Personal information
- Date of birth: 1 August 1998 (age 27)
- Place of birth: Minsk, Belarus
- Height: 1.75 m (5 ft 9 in)
- Position: Defender

Youth career
- 2012–2017: Minsk

Senior career*
- Years: Team / Apps / (Gls)
- 2017–2018: Minsk / 24 / (0)
- 2019: Torpedo-BelAZ Zhodino / 0 / (0)
- 2019–2020: Proleter Novi Sad / 3 / (0)
- 2020: Shakhtyor Soligorsk / 0 / (0)
- 2020: → Gorodeya (loan) / 2 / (0)
- 2021: Sputnik Rechitsa / 9 / (0)
- 2021–2022: Energetik-BGU Minsk / 34 / (0)
- 2023–2024: Shakhtyor Soligorsk / 17 / (0)

International career^{‡}
- 2016: Belarus U19
- 2018–2019: Belarus U21 / 9 / (0)

= Ilya Lukashevich =

Belarusian footballer

Ilya Lukashevich (Ілья Лукашэвіч; Илья Лукашевич; born 1 August 1998) is a Belarusian professional footballer.

==Career==
===Club career===
Born in capital Minsk, he was a product of the FC Minsk academy where he played since 2012. His first experience as senior was in 2015 when he was included in FC Minsk reserves squad.
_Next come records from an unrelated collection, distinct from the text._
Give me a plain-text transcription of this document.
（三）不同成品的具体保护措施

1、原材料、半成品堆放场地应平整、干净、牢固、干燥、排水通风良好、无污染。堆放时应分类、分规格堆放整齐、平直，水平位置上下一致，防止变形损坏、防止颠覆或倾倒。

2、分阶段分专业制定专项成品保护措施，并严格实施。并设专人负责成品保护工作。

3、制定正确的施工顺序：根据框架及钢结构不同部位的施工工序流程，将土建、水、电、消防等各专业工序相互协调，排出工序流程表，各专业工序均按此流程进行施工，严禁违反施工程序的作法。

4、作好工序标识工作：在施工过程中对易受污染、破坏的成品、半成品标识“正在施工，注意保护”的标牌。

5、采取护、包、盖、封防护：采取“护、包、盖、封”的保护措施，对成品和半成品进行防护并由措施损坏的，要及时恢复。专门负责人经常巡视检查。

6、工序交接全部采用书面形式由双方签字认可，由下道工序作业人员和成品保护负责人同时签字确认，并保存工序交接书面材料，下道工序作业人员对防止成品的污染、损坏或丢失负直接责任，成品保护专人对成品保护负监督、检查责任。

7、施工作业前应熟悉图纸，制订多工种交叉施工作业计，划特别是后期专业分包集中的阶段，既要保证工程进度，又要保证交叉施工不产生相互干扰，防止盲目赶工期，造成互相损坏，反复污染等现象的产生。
He then debuted for Minsk main team in the 2017 Belarusian Premier League with 2 appearances, and in the next season he became regular, finishing the year with 22 appearances. His regular games made him become consistent call at the Belarusian U21 team, and with his team Minsk finishing season 11th, he called the attention of Torpedo-BelAZ Zhodino which had finished fifth. In summer 2019 Lukashevich decided left for a Serbian top-flight side FK Proleter Novi Sad after successful trials. He debuted in the 2019–20 Serbian SuperLiga on September 14, in a home game against FK Partizan.

===International career===
Lukashevich has been a presence at Belarusian youth national teams ever since 2016. After passing through Belarus U19 level, it is since 2018 that his presence has been regular at Belarusian U21 squad.

By the end of September 2022, Lukashevich received a call for the Belarusian main team, however, in both games he ended as an unused substitute.